Authored By: Ziyuan Huang, Shiwei Zhang, Jianwen Jiang, Mingqian Tang, Rong Jin, Marcelo Ang

Self-supervised Motion Learning from Static Images

Jan 26, 2024

Abstract

Motions are an integral part of videos, displaying as the movement of pixels where actions are essentially patterns of inconsistent motions between the foreground and the background. To well distinguish these actions, especially those with complicated spatio-temporal interactions, properly locating the significant motion areas is of crucial importance. Unfortunately, most motion information in existing videos are difficult to annotate and training a model with precise motion representations requires a significant amount of human labour for annotation. This article proposes to address this problem through self-supervised learning. Specifically, the aim is to learn Motion from Static Images (MoSI). MoSI encourages the model to encode motion information by classifying pseudo motions.

Introduction

Understanding motion patterns serves as a critical challenge in various video understanding problems such as action recognition, action localization, and action detection. An appropriate way to encode motions can significantly boost performance in these tasks. Early works represent motions using hand-crafted features based on dense trajectories, optical flow, and the application of deep neural networks. However, 3D convolutional models require a large amount of manually labeled videos to achieve good generalized performance. This is where self-supervised learning has emerged as a powerful technique for training the model without labeled data in both image and video paradigms.

Pseudo Motions

The creation process of pseudo motions consists of cropping a continuous sequence of images from the input image or source image. The generated pseudo motion sequence is then used as the input to the video model for motion classification. To generate the samples with different speeds, moving distance from the start to the end of the pseudo motion sequences is defined. The model is trained by cross-entropy loss.

Static Masks

By correctly classifying pseudo motions with different directions and magnitudes, the model is able to recognize different motion patterns. However, another crucial component is the introduction of static masks. Static masks divide the spatial location into two groups, masked area and unmasked area. The masked area is regarded as the background and the motions within this area are removed. Meanwhile, the original contents (i.e., the motions) are retained in the unmasked area of the image sequence.
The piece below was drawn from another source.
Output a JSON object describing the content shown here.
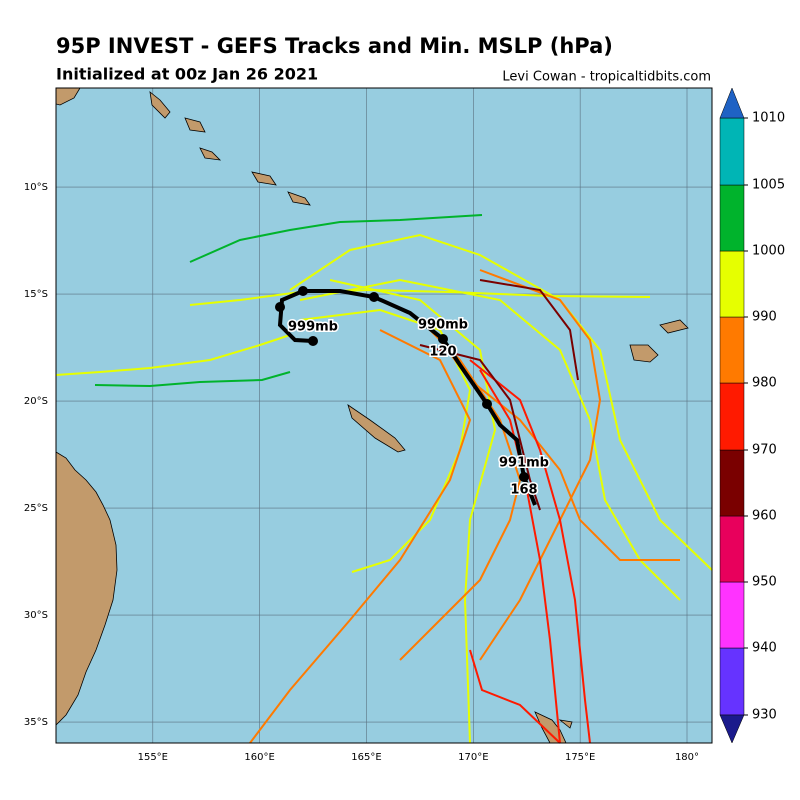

Data Preparations & Augmentations

The source image is resized and a square area is randomly cropped from the source image. The side length of the unmasked area in the static mask is randomly sampled as well. The model is expected to learn not only global motion patterns, but also inconsistent motions between the foreground and the background. Furthermore, the location and size of the unmasked area are randomized for better model training.

Experiments and Results

The proposed MoSI reached new state-of-the-art results for learning video representations using RGB modality. Grad-CAM visualization indicated that models trained by MoSI were able to locate significant motion areas and even transfer the knowledge onto real videos with more complex spatio-temporal relations to discover locate areas with a large motion across different frames.

Conclusion

In conclusion, the application of self-supervised learning proves to be crucial in training models to understand motion patterns from static images. MoSI not only identifies global motion patterns but also locates significant motion areas, making it highly beneficial for tasks requiring the understanding of complex scenes and motions like action recognition.